In the regression line, it would be important to note the inverse relationship between age and possibility of engagement in criminal activities. The effect of gender is a significant variable in the involvement of criminal activities and this evident in the correlation analysis that indicates a highly positive correlation coefficient for male and the otherwise for female. The male tend to engage in crime at a higher rate than female due to courage and incentive of escaping under tight security which backed is up by their biological anatomy. The female tend to engage in classified crimes but aggregately comparatively lower than their male counterparts and this explains the high negative correlation coefficient in the crime rate. The past involvement of an individual in criminal activities is equally vital in contributing to further engagement in this vice. Such group of people have learnt the various ways of the law and have upper hand in attempting to break them while considering other modalities of escaping prosecution. The relationship between crime and the past of the subject is therefore directly proportional. Employment status is an equally significant player in involvement in crime.
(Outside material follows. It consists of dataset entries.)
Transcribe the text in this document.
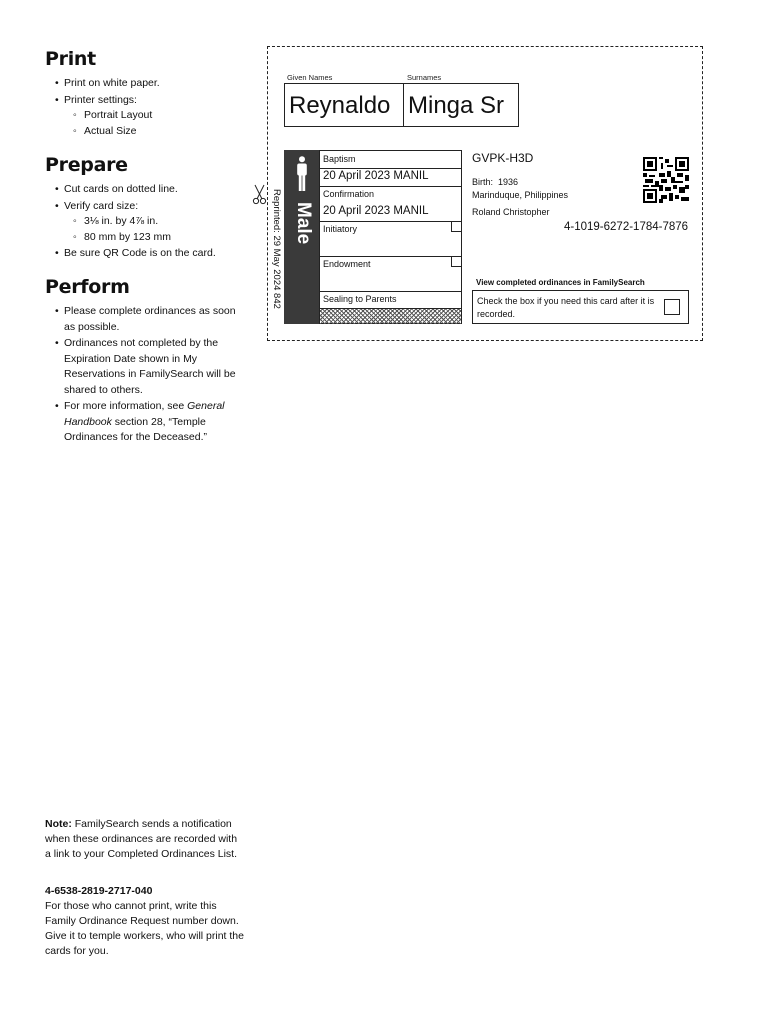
Print
• Print on white paper.
• Printer settings:
◦ Portrait Layout
◦ Actual Size
Prepare
• Cut cards on dotted line.
• Verify card size:
◦ 3⅛ in. by 4⅞ in.
◦ 80 mm by 123 mm
• Be sure QR Code is on the card.
Perform
• Please complete ordinances as soon as possible.
• Ordinances not completed by the Expiration Date shown in My Reservations in FamilySearch will be shared to others.
• For more information, see General Handbook section 28, “Temple Ordinances for the Deceased.”
Note: FamilySearch sends a notification when these ordinances are recorded with a link to your Completed Ordinances List.
4-6538-2819-2717-040
For those who cannot print, write this Family Ordinance Request number down. Give it to temple workers, who will print the cards for you.
Given Names	Surnames
Reynaldo Minga Sr
Male
Reprinted: 29 May 2024 842
Baptism
20 April 2023 MANIL
Confirmation
20 April 2023 MANIL
Initiatory
Endowment
Sealing to Parents
GVPK-H3D
Birth: 1936
Marinduque, Philippines
Roland Christopher
4-1019-6272-1784-7876
View completed ordinances in FamilySearch
Check the box if you need this card after it is recorded.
It is a fact that those who are not employed are highly likely to seek dubious ways of survival and this amount to involvement in crime. When a subject is caught with a weapon, this indicates high probability of planned and past criminal involvement.
Works Cited
Janert, Philipp K. Data Analysis with Open Source Tools. Sebastopol, CA: O’Reilly, 2011. Internet resource.
Janert, Philipp K. Gnuplot in Action: Understanding Data with Graphs. Greenwich, Conn: Manning, 2010. Print.
McKinney, Wes. Python for Data Analysis. Sebastopol, Calif: O’Reilly, 2013. Print.
Nelson, Stephen L. Excel 2007 Data Analysis for Dummies. Hoboken, N.J: John Wiley & Sons, 2013. Internet resource.
Ott, R L, Michael T. Longnecker, and Jackie Miller. An Introduction to Statistical Methods and Data Analysis. Boston: Brooks/Cole/Cengage Learning, 2010. Print.
Rumsey, Deborah J. Statistics for Dummies. Hoboken, N.J: Wiley Pub, 2011. Internet resource.
Schmuller, Joseph. Statistical Analysis with Excel for Dummies. New York: Wiley, 2013. Internet resource.
Warden, Pete. Data Source Handbook. Sebastopol, Calif: O’Reilly Media, 2011. Internet resource.